My kids were 4,5,6,9 & 11 years old at that time and they seemed to pass the dreaded illness from one to another. At least they took turns.

It seemed like we traveled in a pack back then, since I couldn’t ever get anyone to baby sit them on such short notice during winter break.

We were headed to a diner, as it was close to suppertime and I was beat. They had been fighting and picking at each other all day, partly because one was out of sorts, partly because they were getting hungry, and mostly because it was boring and Annoy Your Sibling was the game of the day.

They were pros at that game. At half time they would play the Let’s Make Mom Pull Her Hair Out Game. That usually occurred in the evening and that’s how I knew it was time for bed. For me.

We had been ushered in and were sitting at the table waiting for the waitress to come to take our order. They were still called the politically incorrect moniker of “waitresses” back then and not “servers.”

I had every intention of getting them a meatloaf dinner, or chicken, or stew, something substantial. It was my way of relieving my guilt over not being home over a hot stove.

It was a busy evening as everyone else in town had the same idea. It took a little longer than usual for the waitress to come over, and had only given us our water.

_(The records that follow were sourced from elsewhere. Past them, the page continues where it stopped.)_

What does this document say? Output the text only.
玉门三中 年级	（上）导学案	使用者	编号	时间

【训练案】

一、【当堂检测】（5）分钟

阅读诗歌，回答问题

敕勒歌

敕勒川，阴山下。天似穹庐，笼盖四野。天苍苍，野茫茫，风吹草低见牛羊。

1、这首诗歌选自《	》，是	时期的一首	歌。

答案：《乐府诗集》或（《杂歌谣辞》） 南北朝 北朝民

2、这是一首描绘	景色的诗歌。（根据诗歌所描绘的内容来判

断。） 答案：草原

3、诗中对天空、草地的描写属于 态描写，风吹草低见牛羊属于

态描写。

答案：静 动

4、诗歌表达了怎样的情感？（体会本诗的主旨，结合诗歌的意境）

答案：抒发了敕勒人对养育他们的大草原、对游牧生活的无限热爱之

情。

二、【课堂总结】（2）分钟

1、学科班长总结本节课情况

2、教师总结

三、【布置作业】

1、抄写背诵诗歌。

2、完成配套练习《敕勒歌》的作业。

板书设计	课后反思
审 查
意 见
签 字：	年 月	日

Which had been spilled several times. And salt shakers contents all over the table. And straw papers made into spit balls. And someone was whining because they were hungry. And someone else was antsy because they had to pee. For the twelfth time. Ah, the power of suggestion.

Finally I snapped. I sat straight up and made a motion with my hands, like an umpire at a ball game calling a player Youuurrrrr out!

“That’s IT!” I hissed in a voice like Boris Karloff,

“You’re all getting grilled cheese sandwiches. Do you hear me? Grilled Cheese Sandwiches!”

The whining stopped. Actually they stopped breathing for a minute. They were stunned beyond words.

And then it happened. One of them started to smile.

Then the other started to giggle. Then another started to cough, and before we knew it we were howling on the floor.

My kids do a mean imitation of their mother, and whenever things started to get tense as they entered the teenage years, one of them would stop, make the umpire motion and say “You’re all Getting Grilled Cheese sandwiches!”

It never failed to make us stop what we’re doing and laugh our butts off till we cried.

So my advice to my friend was this: Find a grilled cheese sandwich moment.

If you have kids you’re going to need it.

Every now and then I think about that day and the reaction they had to my frustration. In the big picture, it was just another day of kids being kids.

I’d give anything if they were all together again, fighting and annoying the hell out of each other.

So I go to the diner and I order one for myself.

Somehow, it makes me feel a little better.